In fact, he remains optimistic about Prime Minister Paul Martin’s promise that politicians will be able to vote freely on all matters, with the exception of fiscal issues.

As co-chair of the Parliamentary Pro-Life Caucus, he encourages participation in the March for Life and provides a platform for education of members of Parliament from all political parties on issues safeguarding the sanctity of life. Well-versed on the many advantages of adult and post-natal stem cells, Steckle would entertain a proposal for a national umbilical cord blood bank when Parliament reconvenes in the fall.

He is adamant that Canadians need to speak out for the rights of the unborn, the elderly, the disabled and all marginalized citizens. He is outraged that as many as three-and-a-half million lives have been lost to abortion in the last 35 years, three times the population of the province of Saskatchewan. However, he is encouraged to see the numbers of people marching on Parliament Hill every May.

He is also stellar on family issues. He applauded the 60 people who gathered outside his Goderich office to protest Bill C-250 and defend the institution of marriage. He has also stated publicly that he would recommend invoking the notwithstanding clause to maintain the traditional definition of marriage.

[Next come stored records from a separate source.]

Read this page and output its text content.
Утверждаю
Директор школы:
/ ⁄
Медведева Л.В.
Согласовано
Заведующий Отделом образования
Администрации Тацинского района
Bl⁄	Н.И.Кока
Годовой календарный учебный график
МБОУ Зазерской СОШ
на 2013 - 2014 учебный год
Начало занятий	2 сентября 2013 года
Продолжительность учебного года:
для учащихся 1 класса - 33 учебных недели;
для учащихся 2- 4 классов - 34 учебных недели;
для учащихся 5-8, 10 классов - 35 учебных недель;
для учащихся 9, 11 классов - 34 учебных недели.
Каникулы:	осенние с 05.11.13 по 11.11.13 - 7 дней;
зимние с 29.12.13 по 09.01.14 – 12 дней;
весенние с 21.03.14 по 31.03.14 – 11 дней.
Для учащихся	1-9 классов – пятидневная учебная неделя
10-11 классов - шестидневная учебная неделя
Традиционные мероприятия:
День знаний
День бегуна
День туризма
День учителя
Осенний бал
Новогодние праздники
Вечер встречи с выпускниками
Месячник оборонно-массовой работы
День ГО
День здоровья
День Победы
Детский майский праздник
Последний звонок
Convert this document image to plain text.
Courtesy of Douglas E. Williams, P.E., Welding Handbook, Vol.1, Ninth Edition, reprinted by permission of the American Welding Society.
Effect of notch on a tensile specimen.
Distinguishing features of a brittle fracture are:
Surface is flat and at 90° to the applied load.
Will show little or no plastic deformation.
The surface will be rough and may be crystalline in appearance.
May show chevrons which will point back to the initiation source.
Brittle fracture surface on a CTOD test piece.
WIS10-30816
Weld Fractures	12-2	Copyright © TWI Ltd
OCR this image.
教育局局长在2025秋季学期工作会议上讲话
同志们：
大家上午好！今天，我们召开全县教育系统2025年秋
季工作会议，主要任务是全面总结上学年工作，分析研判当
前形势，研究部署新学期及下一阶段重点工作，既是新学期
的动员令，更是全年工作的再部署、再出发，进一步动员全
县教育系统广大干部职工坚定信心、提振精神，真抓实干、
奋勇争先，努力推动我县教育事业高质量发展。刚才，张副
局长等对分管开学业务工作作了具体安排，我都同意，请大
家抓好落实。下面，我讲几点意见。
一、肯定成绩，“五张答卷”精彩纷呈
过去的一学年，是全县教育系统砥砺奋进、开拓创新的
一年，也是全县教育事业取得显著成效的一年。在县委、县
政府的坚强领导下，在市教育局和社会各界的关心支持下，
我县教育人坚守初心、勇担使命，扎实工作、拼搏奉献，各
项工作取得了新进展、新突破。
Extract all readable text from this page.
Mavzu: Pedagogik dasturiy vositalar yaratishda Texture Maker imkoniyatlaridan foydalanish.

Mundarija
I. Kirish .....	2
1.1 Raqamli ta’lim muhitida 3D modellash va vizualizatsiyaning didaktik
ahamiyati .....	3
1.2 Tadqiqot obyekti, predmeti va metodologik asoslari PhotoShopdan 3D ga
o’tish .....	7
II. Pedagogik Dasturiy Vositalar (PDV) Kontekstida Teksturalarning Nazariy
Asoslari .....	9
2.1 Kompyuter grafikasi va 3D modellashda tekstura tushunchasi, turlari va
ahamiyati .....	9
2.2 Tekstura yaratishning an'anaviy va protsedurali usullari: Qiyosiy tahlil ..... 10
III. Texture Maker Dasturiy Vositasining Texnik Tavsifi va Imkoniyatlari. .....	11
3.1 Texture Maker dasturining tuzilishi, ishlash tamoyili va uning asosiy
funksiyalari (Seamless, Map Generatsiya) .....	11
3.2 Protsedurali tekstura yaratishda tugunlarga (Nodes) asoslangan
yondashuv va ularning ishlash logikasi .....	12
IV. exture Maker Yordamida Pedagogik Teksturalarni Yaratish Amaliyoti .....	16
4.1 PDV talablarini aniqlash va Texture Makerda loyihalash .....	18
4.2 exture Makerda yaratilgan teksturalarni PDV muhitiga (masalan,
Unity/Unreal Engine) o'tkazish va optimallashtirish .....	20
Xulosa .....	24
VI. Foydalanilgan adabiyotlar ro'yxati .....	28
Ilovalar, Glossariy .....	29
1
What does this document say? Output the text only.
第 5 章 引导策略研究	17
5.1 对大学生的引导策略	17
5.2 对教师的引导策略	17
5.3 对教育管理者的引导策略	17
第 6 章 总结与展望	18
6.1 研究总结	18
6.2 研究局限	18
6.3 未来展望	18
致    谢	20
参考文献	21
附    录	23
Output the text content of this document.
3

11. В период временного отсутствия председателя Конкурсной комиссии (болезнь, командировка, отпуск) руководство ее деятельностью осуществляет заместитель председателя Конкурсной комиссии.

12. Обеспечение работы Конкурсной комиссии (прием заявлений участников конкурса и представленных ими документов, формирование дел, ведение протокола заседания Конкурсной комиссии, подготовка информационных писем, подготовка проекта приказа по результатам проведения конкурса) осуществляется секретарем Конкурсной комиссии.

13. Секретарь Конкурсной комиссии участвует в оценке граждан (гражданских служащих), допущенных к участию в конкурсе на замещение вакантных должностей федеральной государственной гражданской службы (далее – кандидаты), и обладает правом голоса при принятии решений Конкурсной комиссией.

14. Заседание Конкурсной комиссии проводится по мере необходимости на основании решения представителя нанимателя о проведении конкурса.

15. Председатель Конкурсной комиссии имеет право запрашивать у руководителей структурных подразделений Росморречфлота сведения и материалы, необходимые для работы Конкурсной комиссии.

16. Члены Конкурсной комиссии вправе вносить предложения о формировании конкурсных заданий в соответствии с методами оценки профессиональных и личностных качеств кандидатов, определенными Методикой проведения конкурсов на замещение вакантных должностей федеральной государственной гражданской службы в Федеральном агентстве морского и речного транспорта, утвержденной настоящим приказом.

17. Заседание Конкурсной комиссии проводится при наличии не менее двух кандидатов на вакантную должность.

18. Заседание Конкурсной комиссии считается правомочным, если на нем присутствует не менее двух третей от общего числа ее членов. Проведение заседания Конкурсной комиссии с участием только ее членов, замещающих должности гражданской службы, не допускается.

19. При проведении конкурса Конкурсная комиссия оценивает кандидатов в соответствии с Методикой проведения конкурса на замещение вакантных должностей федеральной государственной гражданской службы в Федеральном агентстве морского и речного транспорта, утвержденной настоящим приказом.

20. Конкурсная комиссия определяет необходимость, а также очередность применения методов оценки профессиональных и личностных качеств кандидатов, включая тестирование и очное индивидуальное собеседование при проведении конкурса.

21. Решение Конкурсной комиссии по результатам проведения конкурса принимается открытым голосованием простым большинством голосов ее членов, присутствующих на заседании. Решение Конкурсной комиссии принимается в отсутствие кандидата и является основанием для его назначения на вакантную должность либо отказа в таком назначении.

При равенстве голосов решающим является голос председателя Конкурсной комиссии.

Several developments in recent months did not sit well with Steckle, but he does not take them sitting down. An ill-conceived poll commissioned by the Liberals took an adversarial position toward conservative Christians. Steckle rose in caucus and insisted that it be stopped. “Either offer proof that it was not the work of the Liberal party or stop it now!” he urged his party leaders.

Far from being a single-issue politician, Steckle has served for many years as chair of the standing committee on agriculture. This has been a crucial position of late, given the BSE effects on our cattle industry. No longer a matter of health science, BSE has become an issue of political science and American politics, at that.

What the committee had not counted on was the corporate greed that would direct their determinations. Price gouging was the accusation levelled at processing plants and retailers in the midst of the “mad cow crisis.” Cattle were selling for a fraction of their value, yet savings were not passed along to consumers. Steckle’s committee demanded financial statements from these businesses and received compliance, for the most part.

Two packing plants refused to submit in a timely fashion and are currently in contempt of the House. This is a serious offence for a corporation, and one that has not been witnessed in British law since 1666.

A firm supporter of the pro-life, pro-family movement in Canada, and a longstanding, staunch believer in Christian values, Paul Steckle faces the weeks ahead, braced for what he calls a move toward American politicking, but steadfast in his defence of God’s divine plan.